Glenveagh Properties, which last week became the second Irish homebuilder to float in the past two years, has seen the proceeds from its initial public offering (IPO) rise to €550 million, after brokers involved in the deal completed an option to issue an additional €50 million of shares.
Strong demand for the stock since the IPO last Tuesday has allowed the brokers in Credit Suisse to place the additional shares. These had been allocated last week but held back to ensure that there was a stable market immediately following the deal.
The additional shares – known as an over-allotment – were sold at €1 each, the IPO price, leaving the investors immediately in the money, as the stock closed at almost €1.13 on Tuesday.
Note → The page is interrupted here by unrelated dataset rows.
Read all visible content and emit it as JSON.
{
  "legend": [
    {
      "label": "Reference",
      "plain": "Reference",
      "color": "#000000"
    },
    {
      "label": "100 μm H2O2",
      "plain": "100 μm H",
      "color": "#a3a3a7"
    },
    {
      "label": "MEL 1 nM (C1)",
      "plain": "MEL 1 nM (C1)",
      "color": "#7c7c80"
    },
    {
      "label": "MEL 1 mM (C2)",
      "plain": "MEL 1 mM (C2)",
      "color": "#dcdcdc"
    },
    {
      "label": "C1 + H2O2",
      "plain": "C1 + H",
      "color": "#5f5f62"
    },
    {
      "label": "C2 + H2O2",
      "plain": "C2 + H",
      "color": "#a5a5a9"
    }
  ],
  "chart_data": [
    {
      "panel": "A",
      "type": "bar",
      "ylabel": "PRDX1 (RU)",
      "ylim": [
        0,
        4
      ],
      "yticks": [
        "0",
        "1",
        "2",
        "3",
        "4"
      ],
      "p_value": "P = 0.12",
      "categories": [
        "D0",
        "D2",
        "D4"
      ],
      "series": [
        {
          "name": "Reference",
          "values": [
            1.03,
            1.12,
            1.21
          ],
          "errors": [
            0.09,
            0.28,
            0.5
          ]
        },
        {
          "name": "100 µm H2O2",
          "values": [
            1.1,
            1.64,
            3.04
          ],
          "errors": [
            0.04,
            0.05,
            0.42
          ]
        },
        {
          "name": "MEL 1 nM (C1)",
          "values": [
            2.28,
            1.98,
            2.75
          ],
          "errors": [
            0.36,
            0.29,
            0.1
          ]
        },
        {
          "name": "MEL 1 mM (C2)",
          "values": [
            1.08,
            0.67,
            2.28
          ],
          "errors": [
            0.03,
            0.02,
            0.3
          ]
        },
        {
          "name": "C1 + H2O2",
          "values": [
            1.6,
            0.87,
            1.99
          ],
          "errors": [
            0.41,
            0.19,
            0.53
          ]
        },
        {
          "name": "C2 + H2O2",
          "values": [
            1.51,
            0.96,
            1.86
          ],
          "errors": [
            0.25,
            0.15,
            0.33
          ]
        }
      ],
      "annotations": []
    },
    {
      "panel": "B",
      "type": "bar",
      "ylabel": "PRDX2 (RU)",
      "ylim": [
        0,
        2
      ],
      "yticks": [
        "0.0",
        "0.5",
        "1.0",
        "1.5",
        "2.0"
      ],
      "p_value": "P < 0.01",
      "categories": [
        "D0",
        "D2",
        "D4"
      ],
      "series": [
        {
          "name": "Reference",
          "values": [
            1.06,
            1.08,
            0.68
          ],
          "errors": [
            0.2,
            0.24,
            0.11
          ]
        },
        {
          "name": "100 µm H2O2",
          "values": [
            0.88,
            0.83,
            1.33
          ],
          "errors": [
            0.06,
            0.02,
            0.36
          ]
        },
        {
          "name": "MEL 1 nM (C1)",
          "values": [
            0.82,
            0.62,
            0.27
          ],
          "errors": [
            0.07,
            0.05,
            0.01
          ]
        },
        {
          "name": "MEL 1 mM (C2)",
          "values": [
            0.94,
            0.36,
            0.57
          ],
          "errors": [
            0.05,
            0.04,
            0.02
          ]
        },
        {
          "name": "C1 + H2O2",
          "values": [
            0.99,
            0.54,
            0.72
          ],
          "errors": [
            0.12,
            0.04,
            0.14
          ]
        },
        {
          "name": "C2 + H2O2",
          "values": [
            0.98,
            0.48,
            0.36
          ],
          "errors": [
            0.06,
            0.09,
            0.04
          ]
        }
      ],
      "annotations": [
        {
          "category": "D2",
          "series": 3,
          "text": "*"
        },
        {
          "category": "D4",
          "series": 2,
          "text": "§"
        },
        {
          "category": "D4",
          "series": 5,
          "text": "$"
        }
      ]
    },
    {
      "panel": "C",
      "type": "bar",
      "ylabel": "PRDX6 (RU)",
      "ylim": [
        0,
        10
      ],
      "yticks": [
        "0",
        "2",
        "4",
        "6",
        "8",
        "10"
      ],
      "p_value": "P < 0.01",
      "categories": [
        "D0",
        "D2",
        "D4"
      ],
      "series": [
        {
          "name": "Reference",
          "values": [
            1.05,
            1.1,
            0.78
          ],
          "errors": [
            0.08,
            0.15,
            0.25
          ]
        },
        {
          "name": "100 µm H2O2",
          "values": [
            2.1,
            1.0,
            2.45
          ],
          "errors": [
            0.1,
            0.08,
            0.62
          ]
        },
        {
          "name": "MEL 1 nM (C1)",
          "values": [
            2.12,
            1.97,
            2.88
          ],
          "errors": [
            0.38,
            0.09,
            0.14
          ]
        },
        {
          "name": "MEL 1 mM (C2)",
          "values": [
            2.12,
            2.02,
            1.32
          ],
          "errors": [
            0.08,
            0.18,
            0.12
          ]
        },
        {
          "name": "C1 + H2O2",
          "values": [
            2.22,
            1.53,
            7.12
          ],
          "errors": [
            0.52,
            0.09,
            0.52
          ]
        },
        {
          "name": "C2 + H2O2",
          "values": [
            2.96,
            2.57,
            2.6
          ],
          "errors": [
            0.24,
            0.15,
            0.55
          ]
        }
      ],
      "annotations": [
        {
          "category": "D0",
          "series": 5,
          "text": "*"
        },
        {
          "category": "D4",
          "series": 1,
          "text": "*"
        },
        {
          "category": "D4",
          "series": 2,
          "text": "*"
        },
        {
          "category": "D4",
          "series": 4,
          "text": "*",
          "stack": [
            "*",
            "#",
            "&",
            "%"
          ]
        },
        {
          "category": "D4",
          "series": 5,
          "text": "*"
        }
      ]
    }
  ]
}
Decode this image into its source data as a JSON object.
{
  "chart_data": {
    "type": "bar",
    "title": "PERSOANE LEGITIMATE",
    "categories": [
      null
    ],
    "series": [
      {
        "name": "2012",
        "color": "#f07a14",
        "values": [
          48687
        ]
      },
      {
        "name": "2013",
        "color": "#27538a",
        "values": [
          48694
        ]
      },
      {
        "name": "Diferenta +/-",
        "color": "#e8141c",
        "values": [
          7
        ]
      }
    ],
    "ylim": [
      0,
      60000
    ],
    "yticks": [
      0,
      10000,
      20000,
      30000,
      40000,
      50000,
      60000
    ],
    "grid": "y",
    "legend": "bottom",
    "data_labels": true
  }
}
Glenveagh, formed from the combination of residential development sites accumulated by US private equity firm Oaktree following the Irish property crash, and the assets of Maynooth-based builder Bridgedale, floated last week with 1,700 "shovel ready" units. It plans to build at least 1,000 homes a year by the end of the decade.
The placement of the over-allotment has seen the stake of Oaktree dip from 17.9 per cent to 16.5 per cent, while the Singapore sovereign wealth fund GIC's holding dropping to 9.4 per cent from 10.2 per cent. The 4.9 per cent stake held by both Fidelity International and JP Morgan declined to 4.5 per cent.